In platea ci sono anche i giocatori della squadra di basket Luiss, che milita in Serie A2. La pallacanestro è la disciplina in cui l’università romana ha avviato nel 1998 il programma accademico e sportivo “Dual Career” ispirato ai college americani. Ventisei anni dopo, l’ateneo vanta quasi quattrocento studenti-atleti, suddivisi in venti squadre che spaziano dal calcio al padel, fino alla vela. Per Paolo Del Bene, direttore dell’Associazione Sportiva Luiss, «abbiamo costruito un modello unico in Italia e con pochi eguali in Europa.
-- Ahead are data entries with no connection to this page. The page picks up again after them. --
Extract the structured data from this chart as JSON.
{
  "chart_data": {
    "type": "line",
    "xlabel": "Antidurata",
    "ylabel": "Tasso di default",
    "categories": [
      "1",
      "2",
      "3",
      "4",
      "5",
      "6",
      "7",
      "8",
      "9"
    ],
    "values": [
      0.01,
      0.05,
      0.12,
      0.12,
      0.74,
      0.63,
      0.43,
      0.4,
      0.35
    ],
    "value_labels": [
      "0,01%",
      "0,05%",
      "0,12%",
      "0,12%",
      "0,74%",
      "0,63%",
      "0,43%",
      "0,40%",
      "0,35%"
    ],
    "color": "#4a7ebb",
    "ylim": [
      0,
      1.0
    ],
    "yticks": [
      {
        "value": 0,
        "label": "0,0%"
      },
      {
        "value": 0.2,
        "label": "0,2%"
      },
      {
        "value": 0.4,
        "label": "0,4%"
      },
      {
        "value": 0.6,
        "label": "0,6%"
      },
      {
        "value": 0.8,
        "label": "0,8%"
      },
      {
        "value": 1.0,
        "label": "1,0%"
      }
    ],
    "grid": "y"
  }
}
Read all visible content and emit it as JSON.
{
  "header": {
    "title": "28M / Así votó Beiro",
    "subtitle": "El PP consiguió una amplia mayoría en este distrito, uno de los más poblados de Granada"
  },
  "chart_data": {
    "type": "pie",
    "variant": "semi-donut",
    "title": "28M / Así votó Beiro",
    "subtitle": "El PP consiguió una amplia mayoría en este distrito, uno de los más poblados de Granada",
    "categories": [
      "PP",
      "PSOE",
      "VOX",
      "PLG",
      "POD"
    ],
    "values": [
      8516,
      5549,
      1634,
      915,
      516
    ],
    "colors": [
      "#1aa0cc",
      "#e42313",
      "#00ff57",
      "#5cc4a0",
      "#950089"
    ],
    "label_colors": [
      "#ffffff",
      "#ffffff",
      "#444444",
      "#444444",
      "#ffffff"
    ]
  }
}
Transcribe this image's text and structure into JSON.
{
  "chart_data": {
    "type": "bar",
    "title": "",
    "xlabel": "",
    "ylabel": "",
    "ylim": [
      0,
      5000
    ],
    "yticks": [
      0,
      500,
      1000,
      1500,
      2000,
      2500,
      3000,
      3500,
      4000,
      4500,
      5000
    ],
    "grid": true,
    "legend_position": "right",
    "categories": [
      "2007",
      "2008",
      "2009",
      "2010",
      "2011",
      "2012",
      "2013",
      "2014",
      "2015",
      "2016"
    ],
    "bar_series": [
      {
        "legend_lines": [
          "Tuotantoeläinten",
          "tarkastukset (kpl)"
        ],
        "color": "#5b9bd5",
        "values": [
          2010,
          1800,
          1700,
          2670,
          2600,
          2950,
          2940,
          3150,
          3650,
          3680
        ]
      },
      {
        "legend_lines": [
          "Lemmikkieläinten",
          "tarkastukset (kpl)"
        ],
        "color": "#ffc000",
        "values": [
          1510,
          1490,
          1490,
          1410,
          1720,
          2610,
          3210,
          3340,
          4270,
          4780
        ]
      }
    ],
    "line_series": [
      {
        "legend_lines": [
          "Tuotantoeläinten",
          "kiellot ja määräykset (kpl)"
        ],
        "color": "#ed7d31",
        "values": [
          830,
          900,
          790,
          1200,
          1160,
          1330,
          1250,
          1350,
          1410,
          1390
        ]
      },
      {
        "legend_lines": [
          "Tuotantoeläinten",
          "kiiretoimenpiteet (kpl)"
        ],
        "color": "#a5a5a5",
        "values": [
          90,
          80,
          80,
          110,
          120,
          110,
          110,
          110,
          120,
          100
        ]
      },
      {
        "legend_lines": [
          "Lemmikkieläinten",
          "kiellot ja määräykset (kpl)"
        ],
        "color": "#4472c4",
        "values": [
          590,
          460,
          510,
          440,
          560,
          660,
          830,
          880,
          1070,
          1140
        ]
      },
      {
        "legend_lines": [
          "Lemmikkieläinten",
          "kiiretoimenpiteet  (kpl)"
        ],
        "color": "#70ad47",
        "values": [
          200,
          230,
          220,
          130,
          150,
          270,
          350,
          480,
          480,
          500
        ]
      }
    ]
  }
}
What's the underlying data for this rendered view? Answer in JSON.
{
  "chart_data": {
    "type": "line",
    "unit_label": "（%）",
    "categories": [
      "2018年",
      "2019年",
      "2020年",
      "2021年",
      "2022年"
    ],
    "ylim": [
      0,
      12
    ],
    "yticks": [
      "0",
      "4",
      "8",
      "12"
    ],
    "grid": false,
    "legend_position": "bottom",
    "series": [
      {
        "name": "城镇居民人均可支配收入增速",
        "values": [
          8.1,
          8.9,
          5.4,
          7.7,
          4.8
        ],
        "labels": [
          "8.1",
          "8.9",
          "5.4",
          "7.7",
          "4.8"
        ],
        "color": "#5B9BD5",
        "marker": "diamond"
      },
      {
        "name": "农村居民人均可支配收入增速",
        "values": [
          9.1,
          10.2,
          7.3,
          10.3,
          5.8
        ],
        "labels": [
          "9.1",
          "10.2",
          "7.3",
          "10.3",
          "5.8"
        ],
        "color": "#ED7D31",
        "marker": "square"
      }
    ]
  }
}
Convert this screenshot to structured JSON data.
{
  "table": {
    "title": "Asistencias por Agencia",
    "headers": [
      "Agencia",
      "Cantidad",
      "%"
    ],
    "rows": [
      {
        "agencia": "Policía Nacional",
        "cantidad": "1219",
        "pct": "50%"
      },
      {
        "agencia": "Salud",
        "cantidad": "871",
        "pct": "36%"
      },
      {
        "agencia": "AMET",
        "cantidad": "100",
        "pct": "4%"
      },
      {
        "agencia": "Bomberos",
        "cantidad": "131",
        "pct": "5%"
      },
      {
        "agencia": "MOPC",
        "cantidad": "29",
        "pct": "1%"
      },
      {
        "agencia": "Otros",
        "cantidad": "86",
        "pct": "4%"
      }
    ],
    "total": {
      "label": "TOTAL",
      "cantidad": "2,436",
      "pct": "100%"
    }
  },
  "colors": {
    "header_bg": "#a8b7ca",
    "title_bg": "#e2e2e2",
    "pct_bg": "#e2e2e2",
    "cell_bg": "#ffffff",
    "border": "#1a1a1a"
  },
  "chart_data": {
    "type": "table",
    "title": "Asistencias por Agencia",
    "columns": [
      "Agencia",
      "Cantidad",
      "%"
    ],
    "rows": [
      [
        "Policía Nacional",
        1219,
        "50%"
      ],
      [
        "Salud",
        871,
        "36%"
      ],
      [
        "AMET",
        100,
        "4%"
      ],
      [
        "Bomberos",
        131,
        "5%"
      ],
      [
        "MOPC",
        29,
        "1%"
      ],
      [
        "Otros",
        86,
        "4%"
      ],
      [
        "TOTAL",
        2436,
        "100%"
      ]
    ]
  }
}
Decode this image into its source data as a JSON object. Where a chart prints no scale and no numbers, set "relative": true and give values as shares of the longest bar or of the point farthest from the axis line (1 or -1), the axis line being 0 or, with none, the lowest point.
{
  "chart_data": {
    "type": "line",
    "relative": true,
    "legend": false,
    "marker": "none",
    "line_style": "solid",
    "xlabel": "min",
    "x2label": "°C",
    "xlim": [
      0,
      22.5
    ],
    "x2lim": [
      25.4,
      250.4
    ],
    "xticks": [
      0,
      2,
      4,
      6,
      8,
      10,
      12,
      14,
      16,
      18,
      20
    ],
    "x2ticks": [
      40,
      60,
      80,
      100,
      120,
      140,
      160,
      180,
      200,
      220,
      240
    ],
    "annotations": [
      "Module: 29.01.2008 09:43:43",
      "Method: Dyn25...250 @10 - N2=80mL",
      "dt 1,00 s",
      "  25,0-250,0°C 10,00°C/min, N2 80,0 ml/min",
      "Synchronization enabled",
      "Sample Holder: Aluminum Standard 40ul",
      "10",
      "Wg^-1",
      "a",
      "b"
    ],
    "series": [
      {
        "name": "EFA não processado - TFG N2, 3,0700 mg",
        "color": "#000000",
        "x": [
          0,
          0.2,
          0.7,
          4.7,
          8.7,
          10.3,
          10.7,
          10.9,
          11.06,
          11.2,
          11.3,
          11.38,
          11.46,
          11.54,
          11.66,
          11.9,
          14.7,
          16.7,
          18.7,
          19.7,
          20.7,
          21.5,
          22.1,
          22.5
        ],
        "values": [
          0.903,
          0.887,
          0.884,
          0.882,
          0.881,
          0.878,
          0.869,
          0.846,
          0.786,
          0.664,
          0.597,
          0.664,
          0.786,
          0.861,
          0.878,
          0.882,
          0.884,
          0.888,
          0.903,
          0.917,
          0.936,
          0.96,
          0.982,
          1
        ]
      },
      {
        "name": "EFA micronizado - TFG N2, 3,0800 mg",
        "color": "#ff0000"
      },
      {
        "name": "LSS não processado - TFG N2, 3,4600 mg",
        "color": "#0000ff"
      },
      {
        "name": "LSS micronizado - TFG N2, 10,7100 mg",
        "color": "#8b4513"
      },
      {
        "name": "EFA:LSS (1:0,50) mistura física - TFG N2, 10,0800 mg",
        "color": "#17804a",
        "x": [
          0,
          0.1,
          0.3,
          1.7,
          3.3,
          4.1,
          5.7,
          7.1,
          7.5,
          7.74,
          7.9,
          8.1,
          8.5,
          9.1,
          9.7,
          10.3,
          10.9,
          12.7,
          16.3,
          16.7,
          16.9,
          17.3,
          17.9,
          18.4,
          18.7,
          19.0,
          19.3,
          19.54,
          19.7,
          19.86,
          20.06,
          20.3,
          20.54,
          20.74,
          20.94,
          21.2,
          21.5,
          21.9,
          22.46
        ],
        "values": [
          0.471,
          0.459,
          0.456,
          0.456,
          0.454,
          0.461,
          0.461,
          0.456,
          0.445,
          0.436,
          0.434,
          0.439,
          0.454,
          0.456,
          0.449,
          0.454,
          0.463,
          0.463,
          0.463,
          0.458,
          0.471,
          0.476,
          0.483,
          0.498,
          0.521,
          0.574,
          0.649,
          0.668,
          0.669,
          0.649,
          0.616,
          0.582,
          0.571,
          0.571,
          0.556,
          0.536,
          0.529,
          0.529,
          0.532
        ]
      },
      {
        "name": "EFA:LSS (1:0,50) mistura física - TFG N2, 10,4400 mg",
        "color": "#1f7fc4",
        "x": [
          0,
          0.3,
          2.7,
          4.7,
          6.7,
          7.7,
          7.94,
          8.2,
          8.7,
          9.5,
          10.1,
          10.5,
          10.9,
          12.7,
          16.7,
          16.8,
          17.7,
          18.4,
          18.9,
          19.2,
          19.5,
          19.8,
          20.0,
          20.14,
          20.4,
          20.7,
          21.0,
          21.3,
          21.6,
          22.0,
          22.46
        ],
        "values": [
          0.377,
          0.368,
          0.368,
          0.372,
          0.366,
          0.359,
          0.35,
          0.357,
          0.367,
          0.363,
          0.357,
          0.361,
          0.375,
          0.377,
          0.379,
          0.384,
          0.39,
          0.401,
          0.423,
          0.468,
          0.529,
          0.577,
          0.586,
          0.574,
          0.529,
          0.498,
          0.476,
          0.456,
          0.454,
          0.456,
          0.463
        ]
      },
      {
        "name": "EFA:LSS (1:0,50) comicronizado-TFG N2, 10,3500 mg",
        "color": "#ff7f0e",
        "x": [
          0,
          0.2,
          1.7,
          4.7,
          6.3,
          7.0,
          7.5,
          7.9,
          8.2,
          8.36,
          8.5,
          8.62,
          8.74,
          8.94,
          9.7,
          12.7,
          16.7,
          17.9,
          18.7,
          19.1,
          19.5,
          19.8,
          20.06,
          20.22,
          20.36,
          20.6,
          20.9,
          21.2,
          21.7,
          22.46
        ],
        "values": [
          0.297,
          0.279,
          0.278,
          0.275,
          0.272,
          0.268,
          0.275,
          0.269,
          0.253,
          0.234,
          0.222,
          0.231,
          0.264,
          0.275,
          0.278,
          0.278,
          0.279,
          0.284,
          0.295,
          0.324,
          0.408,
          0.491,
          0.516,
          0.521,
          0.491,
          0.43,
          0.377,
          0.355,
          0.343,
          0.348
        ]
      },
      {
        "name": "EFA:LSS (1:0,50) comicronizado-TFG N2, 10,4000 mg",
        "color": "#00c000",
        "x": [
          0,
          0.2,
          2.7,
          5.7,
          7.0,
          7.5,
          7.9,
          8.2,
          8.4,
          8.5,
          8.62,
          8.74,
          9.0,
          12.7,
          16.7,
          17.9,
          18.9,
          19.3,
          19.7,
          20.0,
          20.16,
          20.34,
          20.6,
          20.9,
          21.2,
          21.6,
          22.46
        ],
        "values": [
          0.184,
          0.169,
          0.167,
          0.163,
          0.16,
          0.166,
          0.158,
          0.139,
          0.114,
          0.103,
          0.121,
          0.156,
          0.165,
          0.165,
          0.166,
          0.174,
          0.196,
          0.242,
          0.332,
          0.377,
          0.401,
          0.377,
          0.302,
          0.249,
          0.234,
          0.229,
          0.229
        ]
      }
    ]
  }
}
Tutte le università dovrebbero avere impianti sportivi, perché l’attività fisica contribuisce alla formazione dei ragazzi e li dota di abilità fondamentali per il mondo del lavoro». Un pensiero condiviso dallo stesso Gamba, che raggiungiamo al termine della proiezione: «Ai giovani dico di non trascurare scuola e lavoro, ma trovate un paio d’ore tutti i giorni per fare sport, fa bene alla salute e al cervello». Ok, coach.